LA HABANA, Cuba, mayo, 173.203.82.38 –Mingo (el nombre ha sido cambiado para proteger la fuente), dependiente de la panadería de un barrio marginal habanero, dice que vive asustado ante la posibilidad de que se rompa algún equipo y no se pueda hacer pan, porque entonces las ganancias del día se van al demonio.
La panadería, como muchas en todo el país, detiene su producción con frecuencia, como consecuencia de las roturas, sobre todo del horno, que es eléctrico y diseñado para volúmenes discretos, no para las exageradas producciones de pan a que lo someten.

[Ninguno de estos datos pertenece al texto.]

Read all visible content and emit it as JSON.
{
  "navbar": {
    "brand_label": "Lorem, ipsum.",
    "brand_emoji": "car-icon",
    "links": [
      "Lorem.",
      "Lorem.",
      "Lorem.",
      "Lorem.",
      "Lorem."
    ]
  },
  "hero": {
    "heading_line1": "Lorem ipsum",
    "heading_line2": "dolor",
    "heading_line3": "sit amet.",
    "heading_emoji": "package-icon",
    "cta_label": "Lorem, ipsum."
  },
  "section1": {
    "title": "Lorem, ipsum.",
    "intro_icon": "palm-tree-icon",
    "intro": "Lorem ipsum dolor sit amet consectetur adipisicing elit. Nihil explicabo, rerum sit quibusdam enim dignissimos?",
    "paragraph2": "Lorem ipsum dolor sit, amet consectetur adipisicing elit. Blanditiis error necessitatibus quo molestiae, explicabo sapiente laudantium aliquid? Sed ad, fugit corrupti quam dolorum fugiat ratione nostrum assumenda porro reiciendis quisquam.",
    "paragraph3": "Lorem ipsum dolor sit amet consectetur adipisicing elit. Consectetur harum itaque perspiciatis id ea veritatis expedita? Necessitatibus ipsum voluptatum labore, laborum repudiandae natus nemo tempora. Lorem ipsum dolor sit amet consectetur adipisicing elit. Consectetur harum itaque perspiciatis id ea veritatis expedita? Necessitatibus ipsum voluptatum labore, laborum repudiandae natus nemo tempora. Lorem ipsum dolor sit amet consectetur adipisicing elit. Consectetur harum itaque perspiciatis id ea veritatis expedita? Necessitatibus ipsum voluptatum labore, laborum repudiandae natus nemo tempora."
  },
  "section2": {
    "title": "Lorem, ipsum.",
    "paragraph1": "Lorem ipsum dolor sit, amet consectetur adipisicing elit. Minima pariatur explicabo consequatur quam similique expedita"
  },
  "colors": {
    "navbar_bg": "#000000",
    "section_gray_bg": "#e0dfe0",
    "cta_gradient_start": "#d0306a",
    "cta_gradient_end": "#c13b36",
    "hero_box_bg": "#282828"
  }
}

Cuenta Mingo que antes, cuando los hornos eran de ladrillos y funcionaban con petróleo, nunca se rompían. Ahora, que se sustituyeron por hornos eléctricos, para ahorrar petróleo, se dañan continuamente. Entonces tienen que traer el pan de otros sitios, una cifra estricta para el número de consumidores de la circunscripción, y “no hay vida” (robo) ese día para los panaderos, y mucho menos para el dependiente.
El pan normado por la libreta de racionamiento es de ochenta gramos y cuesta cinco centavos, pero se sabe que, generalmente, los panaderos se las ingenian para producir el doble con la misma cantidad de materia prima. Ese incremento se destina a la “venta por la izquierda”, es el mismo pan pero al precio de un peso, novecientas cincuenta y cinco veces más que su valor real. Esa ganancia se reparte entre los panaderos y dependientes.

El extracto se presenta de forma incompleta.